How can one find the value of this integral?
$$\int_M \frac{20x^3}{1+y^5}d(x,y)$$
with $M := \{(x,y)^T \in \mathbb{R}^2: 0 \leq x \leq 1, x \leq y \leq 1 \}$
So we integrate over the rectangle M and I think that we can rewrite this as
$$\int_x^1 \int_0^1 \frac{20x^3}{1+y^5}$$
But how do we continue? What about the x?
On
First draw a picture. The region involved is the boundary and interior of the triangle with vertices (0,0), (0,1) and (1,1). Shade in the region and look at it carefully. Then you integrate $$ \frac{20x^3}{1+y^5}$$ with respect to x, remembering that $y$ is being held constant, from $x=0$ to $x=y$, obtaining $$\frac{5y^4}{1+y^5}$$. You must integate this expression with respect to $y$ from $y=0$ to $y=1$, which is extremely easy, because the numerator is the derivative of the denominator. A sensible question is "Why did we integrate first with respect to $x$ and then with respect to $y$ ? Could we not have integrated first with respect to $y$ and then with respect to $x$ ?" We could have done the question that way, eventually obtaining the same answer, but it would have been MUCH harder.
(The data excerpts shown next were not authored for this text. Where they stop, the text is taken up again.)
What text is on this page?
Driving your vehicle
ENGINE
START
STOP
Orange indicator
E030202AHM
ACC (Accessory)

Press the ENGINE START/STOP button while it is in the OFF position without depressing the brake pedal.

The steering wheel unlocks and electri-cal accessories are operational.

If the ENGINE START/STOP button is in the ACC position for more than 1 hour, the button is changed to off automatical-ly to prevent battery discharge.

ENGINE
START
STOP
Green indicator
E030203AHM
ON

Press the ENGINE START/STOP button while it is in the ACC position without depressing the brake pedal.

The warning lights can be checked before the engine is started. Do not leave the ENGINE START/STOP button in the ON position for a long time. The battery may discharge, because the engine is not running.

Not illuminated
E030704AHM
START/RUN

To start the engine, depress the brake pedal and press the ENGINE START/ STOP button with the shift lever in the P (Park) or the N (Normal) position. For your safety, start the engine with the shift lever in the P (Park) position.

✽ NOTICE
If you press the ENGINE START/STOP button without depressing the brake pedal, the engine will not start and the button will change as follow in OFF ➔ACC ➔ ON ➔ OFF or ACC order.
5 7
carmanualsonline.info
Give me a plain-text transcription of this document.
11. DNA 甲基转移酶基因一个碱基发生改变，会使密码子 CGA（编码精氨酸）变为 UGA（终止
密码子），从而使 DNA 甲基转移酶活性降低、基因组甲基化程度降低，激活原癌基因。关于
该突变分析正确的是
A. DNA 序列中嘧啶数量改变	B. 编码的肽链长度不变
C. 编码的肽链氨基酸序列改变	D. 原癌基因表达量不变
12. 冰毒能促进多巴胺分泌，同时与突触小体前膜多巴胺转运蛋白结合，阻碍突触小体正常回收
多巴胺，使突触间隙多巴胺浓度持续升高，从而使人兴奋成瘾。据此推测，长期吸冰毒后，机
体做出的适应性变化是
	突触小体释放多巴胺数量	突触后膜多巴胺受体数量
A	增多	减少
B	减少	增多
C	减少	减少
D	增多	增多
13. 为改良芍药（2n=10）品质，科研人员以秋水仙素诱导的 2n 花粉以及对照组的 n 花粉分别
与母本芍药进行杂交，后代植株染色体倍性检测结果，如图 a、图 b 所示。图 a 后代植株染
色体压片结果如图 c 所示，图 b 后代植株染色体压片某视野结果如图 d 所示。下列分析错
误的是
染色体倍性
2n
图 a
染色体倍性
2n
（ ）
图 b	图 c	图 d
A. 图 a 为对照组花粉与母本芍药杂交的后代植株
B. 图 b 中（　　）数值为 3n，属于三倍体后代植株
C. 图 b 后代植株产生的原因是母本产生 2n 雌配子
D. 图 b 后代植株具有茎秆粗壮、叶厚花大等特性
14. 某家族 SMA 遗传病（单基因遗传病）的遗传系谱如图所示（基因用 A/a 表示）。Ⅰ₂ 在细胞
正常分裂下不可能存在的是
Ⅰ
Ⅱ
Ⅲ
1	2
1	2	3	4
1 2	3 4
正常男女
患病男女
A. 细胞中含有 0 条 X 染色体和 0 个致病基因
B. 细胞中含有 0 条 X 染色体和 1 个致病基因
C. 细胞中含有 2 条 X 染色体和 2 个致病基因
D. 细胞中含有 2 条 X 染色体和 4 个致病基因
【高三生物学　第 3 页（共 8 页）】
One of the techniques for success in mathematics is to be intelligently lazy.
The set $M$ is a triangle, not a rectangle. The idea is to compute$$\int_0^1\int_x^1\frac{20x^3}{1+y^5}\,\mathrm dy\,\mathrm dx,$$but this is hard to do directly. Instead, compute\begin{align}\int_0^1\int_0^y\frac{20x^3}{1+y^5}\,\mathrm dx\,\mathrm dy&=\int_0^1\frac{5y^4}{1+y^5}\,\mathrm dy\\&=\left[\log(1+y^5)\right]_{y=0}^{y=1}\\&=\log2.\end{align}